I know the majority of this is from my hormones being completely messed up right now, and I will feel better with time, but I sure wish this feeling would hurry up and pass quickly. I have so many thoughts circling in my head right now, that it seems bullets are appropriate to lay it all out there.
- What happens if we can't ever have children? Can we be happy with it being just the two of us? If we don't ever have kids, what will we do to fill the weeks, months, years to feel like we're still living a full life? As the years go by will we start to be resentful towards each other? I know it sounds cliche, but it's true that these losses have brought us so much closer. Right now I feel like our marriage is stronger than ever. But will it always be that way if we keep getting hit repeatedly with these hard blows?
- As much as I'm hurting for myself, I'm hurting even more for Jeff.
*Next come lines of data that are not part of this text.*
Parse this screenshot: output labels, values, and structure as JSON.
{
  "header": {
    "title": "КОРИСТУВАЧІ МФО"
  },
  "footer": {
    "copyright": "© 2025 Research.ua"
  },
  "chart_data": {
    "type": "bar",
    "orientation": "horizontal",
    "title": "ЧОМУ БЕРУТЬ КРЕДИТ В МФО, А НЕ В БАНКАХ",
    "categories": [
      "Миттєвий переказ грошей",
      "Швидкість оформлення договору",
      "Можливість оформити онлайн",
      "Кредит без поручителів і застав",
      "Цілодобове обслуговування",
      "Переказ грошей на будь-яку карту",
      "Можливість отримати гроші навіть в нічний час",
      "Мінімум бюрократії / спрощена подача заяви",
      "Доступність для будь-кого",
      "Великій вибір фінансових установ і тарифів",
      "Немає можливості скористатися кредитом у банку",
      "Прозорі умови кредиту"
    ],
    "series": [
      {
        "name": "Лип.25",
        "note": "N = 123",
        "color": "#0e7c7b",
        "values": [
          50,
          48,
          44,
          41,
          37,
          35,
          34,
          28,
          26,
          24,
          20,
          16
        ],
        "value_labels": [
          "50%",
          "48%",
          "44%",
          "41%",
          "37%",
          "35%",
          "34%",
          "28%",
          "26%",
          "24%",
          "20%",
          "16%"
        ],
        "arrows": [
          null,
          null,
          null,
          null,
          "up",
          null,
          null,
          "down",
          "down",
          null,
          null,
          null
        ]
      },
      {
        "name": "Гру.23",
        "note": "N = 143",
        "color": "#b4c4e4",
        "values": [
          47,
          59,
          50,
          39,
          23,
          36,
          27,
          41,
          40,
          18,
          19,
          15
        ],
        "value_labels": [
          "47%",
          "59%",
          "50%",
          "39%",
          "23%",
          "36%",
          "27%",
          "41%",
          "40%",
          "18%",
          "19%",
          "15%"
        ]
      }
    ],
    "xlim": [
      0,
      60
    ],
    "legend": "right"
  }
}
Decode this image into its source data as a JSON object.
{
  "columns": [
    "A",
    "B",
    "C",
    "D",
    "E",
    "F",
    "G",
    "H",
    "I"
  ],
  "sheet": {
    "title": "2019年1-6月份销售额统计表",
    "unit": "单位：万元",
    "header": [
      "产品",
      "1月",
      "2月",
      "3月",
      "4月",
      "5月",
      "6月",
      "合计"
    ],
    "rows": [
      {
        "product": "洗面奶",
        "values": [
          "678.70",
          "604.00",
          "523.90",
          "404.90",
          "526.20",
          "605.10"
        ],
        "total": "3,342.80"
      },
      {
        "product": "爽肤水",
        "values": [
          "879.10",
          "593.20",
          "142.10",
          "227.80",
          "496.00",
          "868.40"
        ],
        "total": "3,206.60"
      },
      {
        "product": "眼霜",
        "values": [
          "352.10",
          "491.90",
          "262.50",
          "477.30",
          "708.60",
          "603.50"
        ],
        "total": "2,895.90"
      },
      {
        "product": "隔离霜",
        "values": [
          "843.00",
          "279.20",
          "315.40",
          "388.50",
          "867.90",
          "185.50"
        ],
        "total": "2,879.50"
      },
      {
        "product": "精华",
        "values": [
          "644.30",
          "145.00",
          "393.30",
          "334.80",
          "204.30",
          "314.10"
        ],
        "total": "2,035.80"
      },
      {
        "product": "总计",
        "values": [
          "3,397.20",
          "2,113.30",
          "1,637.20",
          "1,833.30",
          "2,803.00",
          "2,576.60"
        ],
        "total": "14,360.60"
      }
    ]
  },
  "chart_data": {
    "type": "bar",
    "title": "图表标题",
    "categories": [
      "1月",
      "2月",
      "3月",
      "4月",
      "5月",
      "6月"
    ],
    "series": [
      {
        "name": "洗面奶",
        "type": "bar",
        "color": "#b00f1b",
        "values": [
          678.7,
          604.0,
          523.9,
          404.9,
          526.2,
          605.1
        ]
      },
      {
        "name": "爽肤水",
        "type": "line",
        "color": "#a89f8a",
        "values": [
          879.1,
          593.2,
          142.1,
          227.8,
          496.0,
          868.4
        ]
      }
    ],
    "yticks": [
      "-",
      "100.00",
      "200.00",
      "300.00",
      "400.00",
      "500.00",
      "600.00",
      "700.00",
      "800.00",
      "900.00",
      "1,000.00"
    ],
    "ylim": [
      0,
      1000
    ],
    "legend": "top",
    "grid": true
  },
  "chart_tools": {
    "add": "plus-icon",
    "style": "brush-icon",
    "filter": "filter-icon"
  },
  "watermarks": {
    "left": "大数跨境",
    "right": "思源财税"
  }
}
He would be the best daddy and it kills me that I can't give him that.
- 2011 was such a horrible year and I had so much hope for 2012. Now, as quickly as the year started, all hope for a 2012 baby is already gone. In fact, the likelihood of us having a baby even a year from now is pretty slim. I'm already dreading the holidays this year, it will be our 3rd Christmas since TTC where we're empty-handed.
- I'm anxious to meet with a RE and hopefully starting testing and getting some answers. At the same time I'm not. I don't have the strength for it yet.
- As much as part of me wants to hurry up and try again, a bigger part of me does not. I'm scared to death of being pregnant again and having this all taken away a 4th time. I'm not sure how many more times I can go through this, and not having any kind of guarantee that the next pregnancy will be viable scares the crap out of me.